Reservara o dia para fazer umas pequenas alterações. Colocar um modelo de sapato na prateleira de baixo em vez da de cima, dar destaque a um mocassin novo que tinha chegado, evidenciar umas meias com novos motivos que eu tinha encomendado, fazer uma limpeza ali e acolá e, por fim ou em intermédio com essas funções, pôr em dia a conversa com a Leonor, dona do café ao lado da sapataria, onde às vezes eu e a Adriana íamos lanchar.
Tentei manter-me activa, concentrada no trabalho, que era a melhor solução para uma tarde algo fria.
- Boa tarde - ouvi. O cumprimento masculino já me era bastante familiar... E talvez por isso e por não esperar tal aparição, deixei cair a caixa de sapatos que tinha na mão ao chão, o que ecoou um pouco pela loja.
Rapidamente ele aproximou-se de mim e ajudou-me a arrumar as coisas.
- O que estás aqui a fazer? - perguntei. Idiota, pensei logo depois. - Esquece, tens todo o direito de cá apareceres.
- Estava a ver que não... - ironizou. - Onde está a Adriana?
- Dispensei-a hoje de tarde. Tenho que começar a compensar a rapariga pelas minhas ausências - respondi.
- Ela não me disse nada. Tínhamos combinado ir tomar m café quando ela saísse.
- Pois, acredito. Mas como vês só cá estou eu. Se quiseres falar com ela, sabes o número de telemóvel dela e, imagina, até sabes onde ela mora. Já viste a tua sorte? - satirizei.
- Noto aí uma pontinha de ciúmes, Diana? - questionou, chegando-se ao balcão, onde eu entretanto me tinha refugiado.

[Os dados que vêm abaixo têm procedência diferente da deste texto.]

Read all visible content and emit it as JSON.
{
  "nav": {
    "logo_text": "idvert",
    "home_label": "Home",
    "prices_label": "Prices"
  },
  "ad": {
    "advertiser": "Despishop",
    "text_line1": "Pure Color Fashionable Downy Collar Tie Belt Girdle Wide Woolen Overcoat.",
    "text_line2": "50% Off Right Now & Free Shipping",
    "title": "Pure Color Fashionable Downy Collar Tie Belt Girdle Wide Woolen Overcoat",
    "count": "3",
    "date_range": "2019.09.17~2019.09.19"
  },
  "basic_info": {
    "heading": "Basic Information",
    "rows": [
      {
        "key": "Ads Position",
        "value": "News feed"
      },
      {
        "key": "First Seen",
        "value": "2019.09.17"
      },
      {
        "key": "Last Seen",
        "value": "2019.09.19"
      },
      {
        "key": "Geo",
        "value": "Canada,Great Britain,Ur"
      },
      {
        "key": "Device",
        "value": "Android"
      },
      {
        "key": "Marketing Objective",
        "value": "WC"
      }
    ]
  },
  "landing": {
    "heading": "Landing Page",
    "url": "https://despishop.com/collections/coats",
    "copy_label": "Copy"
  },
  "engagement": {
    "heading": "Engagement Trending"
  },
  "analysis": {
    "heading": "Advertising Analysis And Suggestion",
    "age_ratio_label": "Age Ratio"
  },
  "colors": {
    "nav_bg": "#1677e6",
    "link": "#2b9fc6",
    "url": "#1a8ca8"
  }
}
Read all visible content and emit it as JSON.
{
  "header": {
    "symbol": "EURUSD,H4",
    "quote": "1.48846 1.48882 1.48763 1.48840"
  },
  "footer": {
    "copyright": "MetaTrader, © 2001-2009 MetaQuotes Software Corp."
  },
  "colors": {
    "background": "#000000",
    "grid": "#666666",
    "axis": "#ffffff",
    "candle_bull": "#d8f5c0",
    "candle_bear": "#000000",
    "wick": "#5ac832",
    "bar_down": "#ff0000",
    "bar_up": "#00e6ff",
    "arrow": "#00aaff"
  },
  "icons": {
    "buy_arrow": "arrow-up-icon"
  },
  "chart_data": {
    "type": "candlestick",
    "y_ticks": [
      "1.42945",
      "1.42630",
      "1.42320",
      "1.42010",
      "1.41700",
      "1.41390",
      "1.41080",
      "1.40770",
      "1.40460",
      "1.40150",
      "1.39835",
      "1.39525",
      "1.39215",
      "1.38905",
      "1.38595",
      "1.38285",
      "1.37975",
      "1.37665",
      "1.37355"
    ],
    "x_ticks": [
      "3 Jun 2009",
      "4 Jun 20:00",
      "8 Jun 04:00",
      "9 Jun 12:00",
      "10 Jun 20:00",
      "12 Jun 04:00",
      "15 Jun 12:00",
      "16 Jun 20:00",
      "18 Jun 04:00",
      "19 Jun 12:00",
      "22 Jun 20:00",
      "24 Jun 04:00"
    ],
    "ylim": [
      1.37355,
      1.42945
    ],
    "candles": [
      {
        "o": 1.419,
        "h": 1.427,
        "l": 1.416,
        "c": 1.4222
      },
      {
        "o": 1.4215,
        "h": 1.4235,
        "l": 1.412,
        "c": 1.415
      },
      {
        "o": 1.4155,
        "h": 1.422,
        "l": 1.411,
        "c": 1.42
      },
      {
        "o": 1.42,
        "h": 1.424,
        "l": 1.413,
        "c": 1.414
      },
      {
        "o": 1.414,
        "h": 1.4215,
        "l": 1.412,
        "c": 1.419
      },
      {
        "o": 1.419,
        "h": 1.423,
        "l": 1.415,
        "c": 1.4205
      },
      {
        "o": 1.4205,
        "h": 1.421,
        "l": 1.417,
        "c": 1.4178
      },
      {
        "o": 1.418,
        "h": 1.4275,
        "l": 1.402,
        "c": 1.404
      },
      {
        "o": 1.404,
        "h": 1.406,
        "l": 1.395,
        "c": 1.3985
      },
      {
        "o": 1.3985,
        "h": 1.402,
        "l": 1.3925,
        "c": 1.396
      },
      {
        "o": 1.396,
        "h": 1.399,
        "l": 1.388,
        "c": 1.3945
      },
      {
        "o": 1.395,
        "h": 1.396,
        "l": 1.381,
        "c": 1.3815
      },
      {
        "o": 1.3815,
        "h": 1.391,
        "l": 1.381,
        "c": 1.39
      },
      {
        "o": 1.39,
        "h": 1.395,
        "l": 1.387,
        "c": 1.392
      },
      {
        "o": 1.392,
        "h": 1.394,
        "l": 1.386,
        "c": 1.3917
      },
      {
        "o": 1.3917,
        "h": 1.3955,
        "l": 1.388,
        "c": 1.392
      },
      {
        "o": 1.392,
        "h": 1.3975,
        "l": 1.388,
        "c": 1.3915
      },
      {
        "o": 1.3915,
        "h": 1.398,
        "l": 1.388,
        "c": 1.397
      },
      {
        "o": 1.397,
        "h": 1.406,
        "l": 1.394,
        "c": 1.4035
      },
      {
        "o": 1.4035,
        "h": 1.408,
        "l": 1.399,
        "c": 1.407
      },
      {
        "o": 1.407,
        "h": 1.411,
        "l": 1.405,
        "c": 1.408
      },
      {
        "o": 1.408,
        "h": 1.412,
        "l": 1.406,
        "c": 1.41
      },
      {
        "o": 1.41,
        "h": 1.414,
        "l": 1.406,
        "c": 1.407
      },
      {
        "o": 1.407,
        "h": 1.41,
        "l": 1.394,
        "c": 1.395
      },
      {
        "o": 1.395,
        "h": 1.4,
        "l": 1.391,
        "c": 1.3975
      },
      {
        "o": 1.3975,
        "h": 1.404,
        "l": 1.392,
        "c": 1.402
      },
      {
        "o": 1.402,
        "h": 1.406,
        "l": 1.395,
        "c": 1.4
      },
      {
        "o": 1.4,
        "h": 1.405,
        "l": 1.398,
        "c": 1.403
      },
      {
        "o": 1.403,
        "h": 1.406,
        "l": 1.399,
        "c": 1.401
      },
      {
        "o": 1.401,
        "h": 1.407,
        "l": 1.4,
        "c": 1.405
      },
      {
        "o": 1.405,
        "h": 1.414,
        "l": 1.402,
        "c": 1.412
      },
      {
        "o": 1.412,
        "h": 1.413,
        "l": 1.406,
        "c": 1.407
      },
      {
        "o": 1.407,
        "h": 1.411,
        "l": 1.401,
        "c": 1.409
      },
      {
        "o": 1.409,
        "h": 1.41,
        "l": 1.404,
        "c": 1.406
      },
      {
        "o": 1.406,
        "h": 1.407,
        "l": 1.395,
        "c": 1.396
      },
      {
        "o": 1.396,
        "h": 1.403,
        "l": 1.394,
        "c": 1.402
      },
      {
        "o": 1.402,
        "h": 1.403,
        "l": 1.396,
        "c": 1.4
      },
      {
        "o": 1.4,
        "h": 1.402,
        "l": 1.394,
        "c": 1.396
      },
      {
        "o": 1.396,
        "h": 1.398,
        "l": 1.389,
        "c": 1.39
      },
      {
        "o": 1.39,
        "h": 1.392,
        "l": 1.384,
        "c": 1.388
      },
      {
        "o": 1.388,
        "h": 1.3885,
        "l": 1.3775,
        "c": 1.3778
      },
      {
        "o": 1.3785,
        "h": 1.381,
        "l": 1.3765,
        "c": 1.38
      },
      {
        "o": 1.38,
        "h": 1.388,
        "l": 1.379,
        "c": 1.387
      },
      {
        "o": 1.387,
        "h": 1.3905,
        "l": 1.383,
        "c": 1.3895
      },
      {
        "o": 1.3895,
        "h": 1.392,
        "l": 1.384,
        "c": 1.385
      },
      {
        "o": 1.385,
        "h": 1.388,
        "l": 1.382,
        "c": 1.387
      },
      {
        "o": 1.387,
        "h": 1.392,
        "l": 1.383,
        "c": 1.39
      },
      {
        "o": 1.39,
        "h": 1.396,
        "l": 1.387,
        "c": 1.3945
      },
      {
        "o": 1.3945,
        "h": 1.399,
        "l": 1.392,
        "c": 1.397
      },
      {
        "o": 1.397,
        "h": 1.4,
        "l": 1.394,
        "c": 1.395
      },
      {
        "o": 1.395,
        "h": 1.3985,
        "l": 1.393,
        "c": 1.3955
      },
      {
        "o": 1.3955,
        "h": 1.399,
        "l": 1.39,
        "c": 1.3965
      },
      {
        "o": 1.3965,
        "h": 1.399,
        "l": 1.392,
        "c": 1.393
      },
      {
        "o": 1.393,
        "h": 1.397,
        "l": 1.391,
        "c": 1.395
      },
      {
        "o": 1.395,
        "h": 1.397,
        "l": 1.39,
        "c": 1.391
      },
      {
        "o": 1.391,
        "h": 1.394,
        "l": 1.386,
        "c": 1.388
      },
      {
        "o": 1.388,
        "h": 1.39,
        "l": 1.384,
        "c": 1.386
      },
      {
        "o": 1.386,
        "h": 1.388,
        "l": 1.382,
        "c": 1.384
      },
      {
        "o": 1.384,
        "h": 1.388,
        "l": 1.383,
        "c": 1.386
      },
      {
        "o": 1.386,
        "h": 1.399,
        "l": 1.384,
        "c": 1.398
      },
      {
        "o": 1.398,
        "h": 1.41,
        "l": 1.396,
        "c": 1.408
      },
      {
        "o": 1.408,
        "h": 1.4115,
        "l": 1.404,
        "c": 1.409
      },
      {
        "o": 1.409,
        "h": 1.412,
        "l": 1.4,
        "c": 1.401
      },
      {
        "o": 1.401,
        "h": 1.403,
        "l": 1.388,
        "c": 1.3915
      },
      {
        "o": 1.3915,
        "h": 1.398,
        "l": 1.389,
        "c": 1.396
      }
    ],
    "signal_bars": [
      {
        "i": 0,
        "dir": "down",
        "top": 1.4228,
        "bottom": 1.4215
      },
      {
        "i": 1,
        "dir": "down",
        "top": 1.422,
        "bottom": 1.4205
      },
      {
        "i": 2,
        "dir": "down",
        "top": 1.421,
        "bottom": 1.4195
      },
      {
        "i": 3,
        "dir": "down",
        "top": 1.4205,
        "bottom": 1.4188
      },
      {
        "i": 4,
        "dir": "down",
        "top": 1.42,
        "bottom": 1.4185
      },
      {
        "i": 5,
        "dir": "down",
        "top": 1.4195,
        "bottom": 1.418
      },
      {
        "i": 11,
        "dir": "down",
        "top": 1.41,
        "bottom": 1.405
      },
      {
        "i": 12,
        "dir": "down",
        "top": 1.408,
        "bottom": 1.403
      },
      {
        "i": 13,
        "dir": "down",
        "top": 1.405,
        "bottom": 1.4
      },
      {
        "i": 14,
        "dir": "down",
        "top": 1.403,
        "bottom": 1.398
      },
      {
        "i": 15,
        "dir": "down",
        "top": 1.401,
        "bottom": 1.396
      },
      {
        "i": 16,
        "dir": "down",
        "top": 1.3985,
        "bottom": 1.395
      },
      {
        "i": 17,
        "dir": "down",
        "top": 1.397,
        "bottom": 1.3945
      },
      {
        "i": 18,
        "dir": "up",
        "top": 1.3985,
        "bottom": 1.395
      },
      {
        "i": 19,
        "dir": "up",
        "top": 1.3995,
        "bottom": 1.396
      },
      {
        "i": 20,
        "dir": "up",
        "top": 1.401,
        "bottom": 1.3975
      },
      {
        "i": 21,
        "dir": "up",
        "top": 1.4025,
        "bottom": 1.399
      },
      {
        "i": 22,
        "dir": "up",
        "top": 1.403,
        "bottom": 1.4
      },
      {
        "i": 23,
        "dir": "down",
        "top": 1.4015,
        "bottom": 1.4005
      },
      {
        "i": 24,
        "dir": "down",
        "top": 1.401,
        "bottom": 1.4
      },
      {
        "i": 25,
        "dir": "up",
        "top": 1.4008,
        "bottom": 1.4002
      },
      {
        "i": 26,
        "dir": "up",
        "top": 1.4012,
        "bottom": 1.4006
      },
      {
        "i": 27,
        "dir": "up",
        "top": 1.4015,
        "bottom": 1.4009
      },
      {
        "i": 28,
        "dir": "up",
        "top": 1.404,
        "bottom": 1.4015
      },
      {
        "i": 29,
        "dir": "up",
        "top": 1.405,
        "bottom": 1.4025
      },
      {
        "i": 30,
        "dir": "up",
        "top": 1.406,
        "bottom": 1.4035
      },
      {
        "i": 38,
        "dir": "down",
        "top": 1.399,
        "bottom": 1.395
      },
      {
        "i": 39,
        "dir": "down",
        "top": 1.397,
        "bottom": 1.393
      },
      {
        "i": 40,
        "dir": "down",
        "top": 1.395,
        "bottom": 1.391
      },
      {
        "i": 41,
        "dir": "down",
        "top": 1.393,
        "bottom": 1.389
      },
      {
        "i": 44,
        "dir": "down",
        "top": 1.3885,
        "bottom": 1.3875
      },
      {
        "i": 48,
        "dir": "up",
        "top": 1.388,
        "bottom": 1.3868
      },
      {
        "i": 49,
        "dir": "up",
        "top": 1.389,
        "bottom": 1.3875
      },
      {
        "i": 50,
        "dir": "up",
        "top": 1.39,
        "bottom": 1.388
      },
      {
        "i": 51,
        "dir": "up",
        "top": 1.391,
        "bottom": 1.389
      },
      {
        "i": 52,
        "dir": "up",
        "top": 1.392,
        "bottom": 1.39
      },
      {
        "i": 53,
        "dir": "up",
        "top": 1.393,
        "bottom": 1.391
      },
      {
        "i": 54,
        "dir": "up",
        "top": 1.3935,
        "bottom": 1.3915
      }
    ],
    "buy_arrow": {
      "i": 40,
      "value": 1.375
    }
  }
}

- Estás a ter-te em alta consideração, Tiago. Já deixei de ter motivos para sentir ciúmes - Mentirosa - Vamo-nos divorciar. Se sentisse ciúmes, isso significarias que continuava a gostar de ti, o que não é verdade - Mentirosa.
- Esperas que acredite nisso?
- Mas tu estás a gozar comigo, Tiago? - repliquei, não querendo levantar o tom de voz, não fosse algum cliente entrar na loja à última da hora - Depois de tudo o que foi dito há dias, chegas aqui como se nada fosse? Estou muito magoada contigo e já te disse que se acabaram as promessas de que tudo irá melhorar, de que tudo irá ficar melhor...
- E se largássemos tudo o que temos aqui e voltássemos para Lisboa onde fomos verdadeiramente felizes?
A pergunta ficou a pairar no ar. Os nossos olhares presos. O silêncio irrompeu entre nós e só foi quebrado pela entrada do Ricardo em cena.
- Olá, Diana. Boa tarde - retorquiu para o Tiago. - Desculpa, não sabia que...
- Eu já estava de saída mesmo. - Olhou-me tristemente, o rosto a transbordar desalento. Baixou a cabeça e saiu como se sentisse derrotado.